San Diego, California-based Mitchell provides information and software services to insurance companies and collision repair facilities, which rely on the company’s information to estimate labor times and the cost of replacement parts.
The company processes more than 50 million transactions annually for over 300 insurance companies and over 30,000 collision repair facilities worldwide.
Joined by investors that included General Electric Pension Trust, Aurora acquired Mitchell in 2007 from private equity peer Hellman & Friedman LLC for an undisclosed amount.
The North American market for software and services designed to automate the auto insurance claims process is dominated by a few players – Mitchell, CCC Information Services Inc and Solera Holdings Inc, according to Standard & Poor’s Ratings Services.
In January, Leonard Green & Partners LP, another buyout firm, acquired CCC from Investcorp,one of the Middle East’s largest private equity houses, for more than $550 million.
The person familiar with the matter said that KKR would keep in place Mitchell’s chief executive Alex Sun and his management team, which will retain a small equity interest in the company.
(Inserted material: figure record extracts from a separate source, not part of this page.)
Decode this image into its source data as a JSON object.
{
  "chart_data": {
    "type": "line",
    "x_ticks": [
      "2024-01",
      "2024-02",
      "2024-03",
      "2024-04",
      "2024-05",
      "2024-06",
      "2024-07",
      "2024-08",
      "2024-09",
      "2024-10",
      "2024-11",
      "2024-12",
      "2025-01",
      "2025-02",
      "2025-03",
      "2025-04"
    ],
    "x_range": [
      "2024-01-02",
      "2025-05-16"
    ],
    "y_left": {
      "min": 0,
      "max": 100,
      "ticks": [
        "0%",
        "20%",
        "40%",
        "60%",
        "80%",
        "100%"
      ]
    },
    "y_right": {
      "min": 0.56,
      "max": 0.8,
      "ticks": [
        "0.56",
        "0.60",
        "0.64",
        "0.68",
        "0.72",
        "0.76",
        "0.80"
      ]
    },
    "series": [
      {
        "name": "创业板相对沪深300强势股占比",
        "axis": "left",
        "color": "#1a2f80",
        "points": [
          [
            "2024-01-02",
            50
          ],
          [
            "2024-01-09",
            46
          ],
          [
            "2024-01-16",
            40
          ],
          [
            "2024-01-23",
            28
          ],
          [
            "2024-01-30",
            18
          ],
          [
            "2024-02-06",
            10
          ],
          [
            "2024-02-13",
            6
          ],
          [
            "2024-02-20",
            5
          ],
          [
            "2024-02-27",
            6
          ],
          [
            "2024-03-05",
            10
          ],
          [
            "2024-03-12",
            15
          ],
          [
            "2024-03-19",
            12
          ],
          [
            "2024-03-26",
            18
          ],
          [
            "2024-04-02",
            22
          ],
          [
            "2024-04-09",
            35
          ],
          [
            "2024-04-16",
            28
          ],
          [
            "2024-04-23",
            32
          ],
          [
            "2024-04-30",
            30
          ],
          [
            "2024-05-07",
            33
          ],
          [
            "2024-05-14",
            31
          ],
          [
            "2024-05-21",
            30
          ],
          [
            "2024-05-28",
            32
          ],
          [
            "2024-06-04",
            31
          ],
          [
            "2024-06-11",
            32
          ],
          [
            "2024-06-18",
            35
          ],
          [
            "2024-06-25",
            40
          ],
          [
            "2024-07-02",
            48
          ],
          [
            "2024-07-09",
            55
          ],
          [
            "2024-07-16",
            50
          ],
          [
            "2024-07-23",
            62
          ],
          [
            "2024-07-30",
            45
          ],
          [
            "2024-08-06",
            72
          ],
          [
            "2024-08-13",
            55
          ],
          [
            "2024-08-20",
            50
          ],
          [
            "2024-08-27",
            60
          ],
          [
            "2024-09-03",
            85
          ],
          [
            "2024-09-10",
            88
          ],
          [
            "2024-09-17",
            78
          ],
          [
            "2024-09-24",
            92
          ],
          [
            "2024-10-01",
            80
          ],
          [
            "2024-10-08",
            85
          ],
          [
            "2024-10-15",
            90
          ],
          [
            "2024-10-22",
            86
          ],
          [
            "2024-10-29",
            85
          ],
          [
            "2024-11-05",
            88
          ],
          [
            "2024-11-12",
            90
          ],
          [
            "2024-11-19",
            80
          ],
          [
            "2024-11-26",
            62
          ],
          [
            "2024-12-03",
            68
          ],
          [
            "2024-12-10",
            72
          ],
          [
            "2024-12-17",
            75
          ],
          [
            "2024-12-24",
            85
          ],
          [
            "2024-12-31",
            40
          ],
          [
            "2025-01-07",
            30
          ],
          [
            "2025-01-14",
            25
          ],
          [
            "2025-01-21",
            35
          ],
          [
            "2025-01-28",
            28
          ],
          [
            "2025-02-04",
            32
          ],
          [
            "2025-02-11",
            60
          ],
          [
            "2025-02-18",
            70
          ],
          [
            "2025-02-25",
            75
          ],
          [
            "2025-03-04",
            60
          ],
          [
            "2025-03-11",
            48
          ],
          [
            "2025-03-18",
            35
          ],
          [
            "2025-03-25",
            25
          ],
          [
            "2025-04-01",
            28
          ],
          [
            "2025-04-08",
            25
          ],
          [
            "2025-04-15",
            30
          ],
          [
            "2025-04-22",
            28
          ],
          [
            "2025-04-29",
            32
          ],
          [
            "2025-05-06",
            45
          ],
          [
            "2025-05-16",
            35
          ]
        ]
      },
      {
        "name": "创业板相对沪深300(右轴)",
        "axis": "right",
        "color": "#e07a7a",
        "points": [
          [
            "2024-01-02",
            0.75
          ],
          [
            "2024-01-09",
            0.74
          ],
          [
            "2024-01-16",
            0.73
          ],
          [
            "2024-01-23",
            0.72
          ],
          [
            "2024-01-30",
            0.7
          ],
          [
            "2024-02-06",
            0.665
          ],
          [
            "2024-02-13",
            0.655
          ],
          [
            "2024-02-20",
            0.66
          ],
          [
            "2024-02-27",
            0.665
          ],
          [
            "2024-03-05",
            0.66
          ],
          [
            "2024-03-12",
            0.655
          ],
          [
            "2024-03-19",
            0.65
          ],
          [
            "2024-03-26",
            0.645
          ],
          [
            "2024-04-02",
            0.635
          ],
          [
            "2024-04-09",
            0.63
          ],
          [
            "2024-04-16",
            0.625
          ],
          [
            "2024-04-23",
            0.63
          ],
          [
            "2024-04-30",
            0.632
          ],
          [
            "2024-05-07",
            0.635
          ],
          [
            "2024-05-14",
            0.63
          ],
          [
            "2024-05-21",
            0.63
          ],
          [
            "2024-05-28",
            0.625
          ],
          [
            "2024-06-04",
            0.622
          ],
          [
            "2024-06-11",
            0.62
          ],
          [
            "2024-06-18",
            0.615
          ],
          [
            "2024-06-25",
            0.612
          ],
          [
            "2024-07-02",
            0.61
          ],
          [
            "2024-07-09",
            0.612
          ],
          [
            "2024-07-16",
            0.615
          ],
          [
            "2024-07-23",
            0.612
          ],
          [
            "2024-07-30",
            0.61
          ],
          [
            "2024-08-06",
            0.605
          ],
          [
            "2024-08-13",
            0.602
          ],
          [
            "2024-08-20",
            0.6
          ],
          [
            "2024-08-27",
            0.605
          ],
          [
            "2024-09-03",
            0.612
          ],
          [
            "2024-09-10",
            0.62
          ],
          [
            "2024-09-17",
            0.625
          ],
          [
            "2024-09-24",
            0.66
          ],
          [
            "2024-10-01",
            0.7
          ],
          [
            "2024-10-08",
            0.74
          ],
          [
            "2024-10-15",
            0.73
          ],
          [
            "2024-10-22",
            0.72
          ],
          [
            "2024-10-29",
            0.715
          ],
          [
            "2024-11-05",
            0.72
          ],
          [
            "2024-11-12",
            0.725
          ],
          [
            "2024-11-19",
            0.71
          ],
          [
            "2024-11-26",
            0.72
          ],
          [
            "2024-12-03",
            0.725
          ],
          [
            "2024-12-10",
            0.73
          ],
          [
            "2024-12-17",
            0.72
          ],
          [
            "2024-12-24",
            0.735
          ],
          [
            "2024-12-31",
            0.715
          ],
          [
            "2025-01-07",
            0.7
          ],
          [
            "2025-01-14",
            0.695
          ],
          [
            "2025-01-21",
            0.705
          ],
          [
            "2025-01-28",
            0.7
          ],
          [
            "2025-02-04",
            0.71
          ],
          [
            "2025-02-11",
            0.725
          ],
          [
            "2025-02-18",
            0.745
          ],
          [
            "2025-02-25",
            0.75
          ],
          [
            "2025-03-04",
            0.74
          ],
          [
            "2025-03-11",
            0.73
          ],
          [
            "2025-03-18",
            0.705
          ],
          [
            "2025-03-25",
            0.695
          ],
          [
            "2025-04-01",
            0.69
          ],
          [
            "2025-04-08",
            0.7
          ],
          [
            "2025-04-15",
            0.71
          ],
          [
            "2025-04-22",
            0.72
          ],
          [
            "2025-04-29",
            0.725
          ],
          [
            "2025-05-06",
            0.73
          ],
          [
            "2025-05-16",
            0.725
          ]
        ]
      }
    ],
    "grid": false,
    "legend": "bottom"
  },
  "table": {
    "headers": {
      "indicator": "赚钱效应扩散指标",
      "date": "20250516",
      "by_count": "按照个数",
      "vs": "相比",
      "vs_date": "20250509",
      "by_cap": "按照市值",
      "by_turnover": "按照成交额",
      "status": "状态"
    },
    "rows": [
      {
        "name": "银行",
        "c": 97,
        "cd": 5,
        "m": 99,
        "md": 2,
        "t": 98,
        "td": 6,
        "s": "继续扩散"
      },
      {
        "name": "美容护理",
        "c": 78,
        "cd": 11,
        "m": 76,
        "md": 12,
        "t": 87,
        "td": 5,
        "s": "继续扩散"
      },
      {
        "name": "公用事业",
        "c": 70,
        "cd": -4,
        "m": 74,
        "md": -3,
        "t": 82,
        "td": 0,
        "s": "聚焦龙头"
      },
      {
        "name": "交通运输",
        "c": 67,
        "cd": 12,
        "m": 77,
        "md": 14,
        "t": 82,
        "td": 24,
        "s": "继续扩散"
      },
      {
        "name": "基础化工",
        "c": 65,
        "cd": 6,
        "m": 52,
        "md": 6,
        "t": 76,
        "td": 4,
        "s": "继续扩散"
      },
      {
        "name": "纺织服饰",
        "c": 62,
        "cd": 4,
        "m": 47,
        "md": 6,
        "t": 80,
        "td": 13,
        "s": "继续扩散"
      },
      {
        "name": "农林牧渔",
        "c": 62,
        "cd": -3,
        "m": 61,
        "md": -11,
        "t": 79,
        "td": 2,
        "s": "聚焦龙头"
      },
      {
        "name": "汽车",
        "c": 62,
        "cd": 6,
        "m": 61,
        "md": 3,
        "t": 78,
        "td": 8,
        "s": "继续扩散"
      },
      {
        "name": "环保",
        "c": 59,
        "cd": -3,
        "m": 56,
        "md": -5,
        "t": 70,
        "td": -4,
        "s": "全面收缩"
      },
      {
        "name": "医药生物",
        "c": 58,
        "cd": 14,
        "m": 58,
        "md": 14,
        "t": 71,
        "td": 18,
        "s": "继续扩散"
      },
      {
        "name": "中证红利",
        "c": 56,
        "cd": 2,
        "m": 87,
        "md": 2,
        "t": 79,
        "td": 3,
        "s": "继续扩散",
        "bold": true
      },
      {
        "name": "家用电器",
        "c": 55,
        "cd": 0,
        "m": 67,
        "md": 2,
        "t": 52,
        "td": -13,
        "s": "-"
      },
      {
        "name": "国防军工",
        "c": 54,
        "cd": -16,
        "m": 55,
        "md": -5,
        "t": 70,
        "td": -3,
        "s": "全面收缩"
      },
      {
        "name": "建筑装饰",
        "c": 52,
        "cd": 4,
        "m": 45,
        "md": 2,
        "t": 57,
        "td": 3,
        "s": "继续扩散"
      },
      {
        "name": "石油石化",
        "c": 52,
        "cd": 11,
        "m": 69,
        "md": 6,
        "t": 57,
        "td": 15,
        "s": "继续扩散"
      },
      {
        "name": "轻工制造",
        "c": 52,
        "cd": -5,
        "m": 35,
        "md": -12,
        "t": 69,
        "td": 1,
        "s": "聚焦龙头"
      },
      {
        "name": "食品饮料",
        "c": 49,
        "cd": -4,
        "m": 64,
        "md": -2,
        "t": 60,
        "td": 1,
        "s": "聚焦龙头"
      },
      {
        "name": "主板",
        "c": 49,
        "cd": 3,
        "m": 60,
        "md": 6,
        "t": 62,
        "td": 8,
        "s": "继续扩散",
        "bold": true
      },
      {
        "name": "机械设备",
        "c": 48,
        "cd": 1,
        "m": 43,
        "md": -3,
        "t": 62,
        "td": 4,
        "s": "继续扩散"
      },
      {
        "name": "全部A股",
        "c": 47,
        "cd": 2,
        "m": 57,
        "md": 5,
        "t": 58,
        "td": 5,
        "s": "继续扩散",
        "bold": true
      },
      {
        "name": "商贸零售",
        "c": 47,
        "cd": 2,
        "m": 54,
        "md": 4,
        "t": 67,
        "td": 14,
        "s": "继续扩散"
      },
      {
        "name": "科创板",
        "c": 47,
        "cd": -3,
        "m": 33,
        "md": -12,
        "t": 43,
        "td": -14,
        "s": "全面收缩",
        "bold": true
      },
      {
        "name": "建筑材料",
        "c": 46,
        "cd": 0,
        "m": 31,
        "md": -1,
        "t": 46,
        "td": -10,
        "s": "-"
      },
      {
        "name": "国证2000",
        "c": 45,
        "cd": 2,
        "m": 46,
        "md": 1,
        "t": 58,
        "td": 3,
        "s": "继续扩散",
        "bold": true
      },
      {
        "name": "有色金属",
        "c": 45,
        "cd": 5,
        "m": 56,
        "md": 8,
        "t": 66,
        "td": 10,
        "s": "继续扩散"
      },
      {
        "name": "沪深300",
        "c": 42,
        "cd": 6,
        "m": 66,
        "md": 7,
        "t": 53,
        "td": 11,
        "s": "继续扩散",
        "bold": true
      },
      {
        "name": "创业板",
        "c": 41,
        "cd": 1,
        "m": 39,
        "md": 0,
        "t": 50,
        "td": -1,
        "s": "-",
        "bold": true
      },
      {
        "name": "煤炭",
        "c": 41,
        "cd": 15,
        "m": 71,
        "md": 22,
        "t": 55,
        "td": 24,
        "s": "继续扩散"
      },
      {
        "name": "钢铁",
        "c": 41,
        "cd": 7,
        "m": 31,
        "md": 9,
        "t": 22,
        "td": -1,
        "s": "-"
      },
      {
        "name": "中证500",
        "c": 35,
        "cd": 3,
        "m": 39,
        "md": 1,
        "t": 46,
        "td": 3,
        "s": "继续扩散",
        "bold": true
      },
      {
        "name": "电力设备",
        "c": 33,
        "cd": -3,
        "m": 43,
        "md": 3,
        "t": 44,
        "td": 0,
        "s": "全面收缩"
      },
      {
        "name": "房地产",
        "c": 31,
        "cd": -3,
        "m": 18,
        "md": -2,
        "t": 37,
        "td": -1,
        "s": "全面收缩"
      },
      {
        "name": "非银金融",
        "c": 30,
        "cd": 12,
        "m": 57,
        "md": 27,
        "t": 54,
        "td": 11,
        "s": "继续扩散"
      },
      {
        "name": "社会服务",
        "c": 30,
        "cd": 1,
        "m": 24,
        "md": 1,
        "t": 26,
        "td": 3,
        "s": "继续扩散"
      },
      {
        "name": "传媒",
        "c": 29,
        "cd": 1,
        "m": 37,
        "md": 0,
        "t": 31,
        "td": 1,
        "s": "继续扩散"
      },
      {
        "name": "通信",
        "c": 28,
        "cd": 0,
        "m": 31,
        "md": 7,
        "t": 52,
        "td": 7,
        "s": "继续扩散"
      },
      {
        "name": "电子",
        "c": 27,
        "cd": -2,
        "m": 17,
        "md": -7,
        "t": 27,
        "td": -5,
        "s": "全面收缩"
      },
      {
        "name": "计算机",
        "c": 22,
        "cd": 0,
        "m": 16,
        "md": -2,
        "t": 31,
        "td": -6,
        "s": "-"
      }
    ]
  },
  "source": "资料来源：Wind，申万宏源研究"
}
Mitchell, which was founded in 1946 but entered the workers compensation sector only recently, will accelerate the development of new products under KKR and seek to enhance its offerings and expand further internationally through acquisitions, the person added.
KKR was advised by BofA Merrill Lynch and Three Ocean Partners on the transaction. Goldman Sachs & Co served as lead financial advisor to Mitchell. William Blair & Co and Guggenheim Securities also advised the company.